Precalculus (6th Edition) Blitzer

The statement “If $\underset{x\to a}{\mathop{\lim }}\,f\left( x \right)\ne f\left( a \right)$ and $\underset{x\to a}{\mathop{\lim }}\,f\left( x \right)$ exists. I can redefine $f\left( a \right)$ to make f continuous at a.” makes sense.

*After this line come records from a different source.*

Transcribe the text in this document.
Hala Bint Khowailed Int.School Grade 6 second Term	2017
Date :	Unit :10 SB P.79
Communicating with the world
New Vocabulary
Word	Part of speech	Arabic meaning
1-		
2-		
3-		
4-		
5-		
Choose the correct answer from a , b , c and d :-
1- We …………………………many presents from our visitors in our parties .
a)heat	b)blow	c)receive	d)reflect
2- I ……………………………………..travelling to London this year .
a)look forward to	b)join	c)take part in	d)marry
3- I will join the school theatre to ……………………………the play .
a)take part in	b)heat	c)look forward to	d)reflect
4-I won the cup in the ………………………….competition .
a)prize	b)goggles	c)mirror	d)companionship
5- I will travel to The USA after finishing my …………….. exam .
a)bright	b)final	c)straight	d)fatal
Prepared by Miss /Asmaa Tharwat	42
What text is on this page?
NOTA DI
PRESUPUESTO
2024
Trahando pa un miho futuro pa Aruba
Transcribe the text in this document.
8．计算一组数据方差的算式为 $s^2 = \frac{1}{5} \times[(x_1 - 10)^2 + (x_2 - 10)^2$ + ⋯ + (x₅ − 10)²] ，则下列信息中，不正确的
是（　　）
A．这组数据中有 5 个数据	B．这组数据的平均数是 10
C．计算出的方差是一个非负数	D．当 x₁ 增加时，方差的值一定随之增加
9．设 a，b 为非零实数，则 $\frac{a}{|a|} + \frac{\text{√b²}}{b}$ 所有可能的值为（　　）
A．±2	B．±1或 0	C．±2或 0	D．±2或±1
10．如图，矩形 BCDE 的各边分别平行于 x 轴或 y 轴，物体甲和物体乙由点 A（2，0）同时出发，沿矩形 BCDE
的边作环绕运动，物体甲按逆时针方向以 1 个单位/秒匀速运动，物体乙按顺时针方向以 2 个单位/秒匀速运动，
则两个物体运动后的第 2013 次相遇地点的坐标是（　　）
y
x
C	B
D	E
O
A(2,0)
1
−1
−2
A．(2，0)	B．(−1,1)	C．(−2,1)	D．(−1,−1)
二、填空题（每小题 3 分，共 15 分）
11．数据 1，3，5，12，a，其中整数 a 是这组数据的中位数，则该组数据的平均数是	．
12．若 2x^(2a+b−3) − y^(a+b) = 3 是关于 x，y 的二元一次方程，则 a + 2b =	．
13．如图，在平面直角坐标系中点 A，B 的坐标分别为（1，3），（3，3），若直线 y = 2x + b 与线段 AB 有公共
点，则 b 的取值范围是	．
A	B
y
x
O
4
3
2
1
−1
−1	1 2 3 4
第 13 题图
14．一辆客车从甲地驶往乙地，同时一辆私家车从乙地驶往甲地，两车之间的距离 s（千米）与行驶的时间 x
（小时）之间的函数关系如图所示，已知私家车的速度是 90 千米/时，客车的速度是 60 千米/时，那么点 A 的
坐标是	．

For a function to be continuous at a point a, the function must satisfy the following three conditions: (a) f is defined at a. (b) $\underset{x\to a}{\mathop{\lim }}\,f\left( x \right)$ exists. (c) $\underset{x\to a}{\mathop{\lim }}\,f\left( x \right)=f\left( a \right)$ Since, $\underset{x\to a}{\mathop{\lim }}\,f\left( x \right)\ne f\left( a \right)$ and $\underset{x\to a}{\mathop{\lim }}\,f\left( x \right)$ exists. So the function does not satisfy the third condition of being continuous at a. If the value of $f\left( a \right)$ is redefined and is taken equal to $\underset{x\to a}{\mathop{\lim }}\,f\left( x \right)$, then, $\underset{x\to a}{\mathop{\lim }}\,f\left( x \right)=f\left( a \right)$ and the function satisfies all the conditions of being continuous Then the function is continuous at a. Hence, the statement makes sense.